They slaughter us because we are not muslims
June 10, 07
Nuri Kino
www.aftonbladet.se
It is war, but we do not fight. We are not a part of the war. We do not bear arms. We do not kill. We turn the other cheek.
Not a day goes by without us receiving reports that Assyrians have been killed. I’ve spent all day calling Iraq. More are fleeing. The killing of the Mosul priest, who earlier practised in Södertälje, and his three deacons, was the final drop.
Four terrorists, fundamentalist Islamists, stood in front of the car and shot until the magazines of their machine guns were empty. Bullets filled four Assyrians' (also called Chaldeans and Syriacs) heads and upper bodies. But that was not enough. Two of the perpetrators pointed their guns towards the congregation members, while the other put out mines around the bombarded car. Nobody dared to approach the bodies. It took more than three hours for the Iraqi soldiers to disarm the mines so that the families and friends of those killed could move the bodies, which had been shot to pieces.
This is one of the thousands of occurrences in the ethnic cleansing of Assyrians in Iraq. This is a SYSTEMATIC cleansing. The Islamists want the indigenous people of Iraq to be extinguished, for three reasons; we are Assyrians and we are Christians. But mostly it is about us not being Muslims.
All journalists and politicians who do not face the truth are contributing to the slaughter of non-Muslims in Iraq. You must see what happens beyond the headlines of war and bombs, and see what this really is about.
The young people slaughtering non-Muslims are convinced that they are doing it for the sake of God, Allah, in the same way that Bush claimed he went to war for the sake of God. The Christian God. But we, the Assyrians, who have not born any weapons, and who have not fought in anyone’s name, are being slaughtered for the sake of one God or the other.
For the sake of God or the atheist faith, stop pretending that the ethnic and religious cleansing in Iraq is not taking place.
Sweden is, to a great extent, involved. Many, tens of thousands, maybe hundreds of thousands of Assyrians who have fled Iraq, or are refugees within the borders of the country, want to come to Södertälje, a small town outside Stockholm. Their capital in Europe.
I spent Holy Week in Amman, Jordan’s capital. I wanted to know how much of the writing in newspaper articles and reports was true. Is it really true that non-Muslims are the ones who have been affected worst by the war? Everybody, exactly EVERYBODY in my team and the people I met witnessed that it indeed is so. Our work resulted in the report “By God – Six Days in Amman”. In countries such as the USA, Germany, Holland and Belgium, the report has reached the absolutely highest political level. Several newspapers and TV stations, such as BBC in Great Britain, and The Netwerk in Holland are following up on the report. In Sweden everything is silent, except for the magazine Världen Idag (The World Today), criticized by the politically correct journalists. Everybody else is silent. Half a year ago the Assyrian National Federation in Sweden urged its members to stop paying the license fee for radio and TV. With all due right. In Sweden things work by: ”I pay taxes so that others will handle the problems”. We pay taxes too. When you bring up the slaughtering of non-Muslims in Iraq with Swedish politicians such as the Secretary of Foreign Affairs Carl Bildt, you get unclear answers like “the war in Iraq affects everyone” and that “Sweden must act for peace in the region”. Sure, I agree, the war has affected everyone, and we must act to bring peace to the region, but we are being BUTCHERED because we, just as Carl Bildt, are non-Muslims.

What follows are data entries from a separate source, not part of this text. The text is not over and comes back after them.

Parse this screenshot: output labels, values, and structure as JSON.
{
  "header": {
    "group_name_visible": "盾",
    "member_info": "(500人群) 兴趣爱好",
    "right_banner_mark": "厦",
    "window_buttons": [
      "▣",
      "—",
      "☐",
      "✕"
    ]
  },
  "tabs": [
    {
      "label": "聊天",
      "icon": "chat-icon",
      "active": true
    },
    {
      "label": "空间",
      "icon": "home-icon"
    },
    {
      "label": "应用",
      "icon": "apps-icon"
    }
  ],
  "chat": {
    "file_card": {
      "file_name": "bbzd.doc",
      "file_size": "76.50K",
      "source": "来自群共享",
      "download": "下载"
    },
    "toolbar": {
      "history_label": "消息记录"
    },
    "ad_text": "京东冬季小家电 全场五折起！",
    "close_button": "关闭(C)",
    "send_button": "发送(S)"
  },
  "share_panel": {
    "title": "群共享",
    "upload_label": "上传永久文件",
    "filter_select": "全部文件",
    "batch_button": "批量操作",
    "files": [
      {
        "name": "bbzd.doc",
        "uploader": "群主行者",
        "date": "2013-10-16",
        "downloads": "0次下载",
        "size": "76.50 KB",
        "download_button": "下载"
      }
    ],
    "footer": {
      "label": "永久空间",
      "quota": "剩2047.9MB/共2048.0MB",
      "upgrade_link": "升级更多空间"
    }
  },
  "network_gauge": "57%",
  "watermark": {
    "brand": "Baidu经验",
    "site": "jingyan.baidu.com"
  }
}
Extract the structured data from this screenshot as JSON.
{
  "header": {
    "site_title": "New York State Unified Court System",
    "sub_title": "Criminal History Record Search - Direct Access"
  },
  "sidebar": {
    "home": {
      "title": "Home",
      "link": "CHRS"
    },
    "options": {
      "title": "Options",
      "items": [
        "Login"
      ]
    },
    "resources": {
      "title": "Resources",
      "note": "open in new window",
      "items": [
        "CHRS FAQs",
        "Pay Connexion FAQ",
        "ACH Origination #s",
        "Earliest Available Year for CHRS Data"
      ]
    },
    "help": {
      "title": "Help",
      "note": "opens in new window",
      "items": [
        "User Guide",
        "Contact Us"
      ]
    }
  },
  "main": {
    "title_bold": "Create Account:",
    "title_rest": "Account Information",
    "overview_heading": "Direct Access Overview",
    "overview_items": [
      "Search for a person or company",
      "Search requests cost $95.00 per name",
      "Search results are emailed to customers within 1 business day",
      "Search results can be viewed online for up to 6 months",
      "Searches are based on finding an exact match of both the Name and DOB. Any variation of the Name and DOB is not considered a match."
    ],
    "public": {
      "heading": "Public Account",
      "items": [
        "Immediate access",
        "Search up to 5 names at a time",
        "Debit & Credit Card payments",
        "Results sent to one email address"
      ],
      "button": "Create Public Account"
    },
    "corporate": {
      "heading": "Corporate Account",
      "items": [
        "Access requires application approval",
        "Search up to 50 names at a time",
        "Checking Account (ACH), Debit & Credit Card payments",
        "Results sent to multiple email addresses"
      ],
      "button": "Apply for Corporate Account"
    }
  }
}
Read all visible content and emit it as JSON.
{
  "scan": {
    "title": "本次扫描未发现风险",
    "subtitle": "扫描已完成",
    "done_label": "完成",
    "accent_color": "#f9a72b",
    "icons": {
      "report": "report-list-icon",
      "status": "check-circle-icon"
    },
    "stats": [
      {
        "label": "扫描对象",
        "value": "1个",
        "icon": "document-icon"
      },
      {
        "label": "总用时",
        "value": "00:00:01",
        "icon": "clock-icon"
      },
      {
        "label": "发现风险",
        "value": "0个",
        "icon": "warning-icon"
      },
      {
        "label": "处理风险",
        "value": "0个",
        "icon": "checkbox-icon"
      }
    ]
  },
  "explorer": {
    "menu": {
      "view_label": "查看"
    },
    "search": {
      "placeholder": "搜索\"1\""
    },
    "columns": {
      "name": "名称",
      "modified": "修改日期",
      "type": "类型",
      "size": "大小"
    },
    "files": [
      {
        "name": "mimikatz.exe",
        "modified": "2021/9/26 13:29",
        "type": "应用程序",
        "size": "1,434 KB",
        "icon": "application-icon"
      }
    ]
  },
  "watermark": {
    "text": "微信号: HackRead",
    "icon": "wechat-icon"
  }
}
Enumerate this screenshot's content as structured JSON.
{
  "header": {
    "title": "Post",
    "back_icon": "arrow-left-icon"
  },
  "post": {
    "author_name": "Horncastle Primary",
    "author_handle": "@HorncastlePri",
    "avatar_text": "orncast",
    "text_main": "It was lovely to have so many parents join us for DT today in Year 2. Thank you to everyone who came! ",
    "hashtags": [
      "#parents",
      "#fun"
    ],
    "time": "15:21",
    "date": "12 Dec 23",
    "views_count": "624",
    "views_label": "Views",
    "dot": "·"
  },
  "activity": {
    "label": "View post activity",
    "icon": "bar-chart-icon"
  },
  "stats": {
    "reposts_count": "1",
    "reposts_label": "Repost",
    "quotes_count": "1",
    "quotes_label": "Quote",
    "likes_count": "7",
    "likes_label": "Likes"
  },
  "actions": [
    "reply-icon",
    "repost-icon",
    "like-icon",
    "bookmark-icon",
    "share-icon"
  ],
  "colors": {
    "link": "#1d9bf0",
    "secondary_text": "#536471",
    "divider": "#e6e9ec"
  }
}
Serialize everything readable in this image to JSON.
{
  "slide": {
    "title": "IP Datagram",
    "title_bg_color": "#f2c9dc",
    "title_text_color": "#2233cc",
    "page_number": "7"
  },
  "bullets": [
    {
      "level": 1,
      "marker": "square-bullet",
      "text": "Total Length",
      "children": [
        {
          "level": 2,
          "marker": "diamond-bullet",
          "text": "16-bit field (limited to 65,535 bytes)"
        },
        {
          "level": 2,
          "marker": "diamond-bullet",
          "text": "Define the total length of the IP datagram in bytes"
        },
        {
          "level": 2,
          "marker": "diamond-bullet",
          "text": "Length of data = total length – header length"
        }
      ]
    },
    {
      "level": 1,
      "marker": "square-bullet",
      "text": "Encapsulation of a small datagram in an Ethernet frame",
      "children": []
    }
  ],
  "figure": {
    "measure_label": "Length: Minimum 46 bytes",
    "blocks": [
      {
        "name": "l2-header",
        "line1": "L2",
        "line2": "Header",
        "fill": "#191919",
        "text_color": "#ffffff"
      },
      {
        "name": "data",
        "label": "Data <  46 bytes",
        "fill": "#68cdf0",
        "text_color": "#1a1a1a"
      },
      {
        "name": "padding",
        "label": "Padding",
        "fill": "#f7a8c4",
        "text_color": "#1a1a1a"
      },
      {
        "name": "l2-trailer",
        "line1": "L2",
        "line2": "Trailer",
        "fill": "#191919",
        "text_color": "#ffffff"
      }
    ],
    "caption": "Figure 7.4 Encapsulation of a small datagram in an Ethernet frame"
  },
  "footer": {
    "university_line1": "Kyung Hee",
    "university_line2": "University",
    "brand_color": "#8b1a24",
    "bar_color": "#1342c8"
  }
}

This is not an anti-Muslim proclamation. On the contrary, I wish that liberal and moderate Muslims will participate in stopping the slaughter of non-Muslims in Iraq, but also in the rest of the Middle East, where we are seen as the worst type of citizens. Muslim sisters and brothers, show that you do not accept what is happening to non-Muslims in Iraq, but also in the rest of the Middle East, where we are seen as second class citizens. The municipal commissioner of Södertälje, Anders Lago, is doing everything he can to stop the flight to his municipality, but he cannot do it, and it will not be done. Iraqi refugees I talk to on a daily basis can live up to ten people in one small room. It is by far much better than risking being slaughtered.
The only way of stopping them from coming here is by establishing a protectorate, in the Nineveh Plains; where the majority of Assyrians and other non-Muslims can live and be protected by the UN and the surrounding world.
President Bush met the Pope yesterday, and one expects that he asked for protection of the Christians. Bush must take his responsibility, so should Carl Bildt, and also demand it from Bush.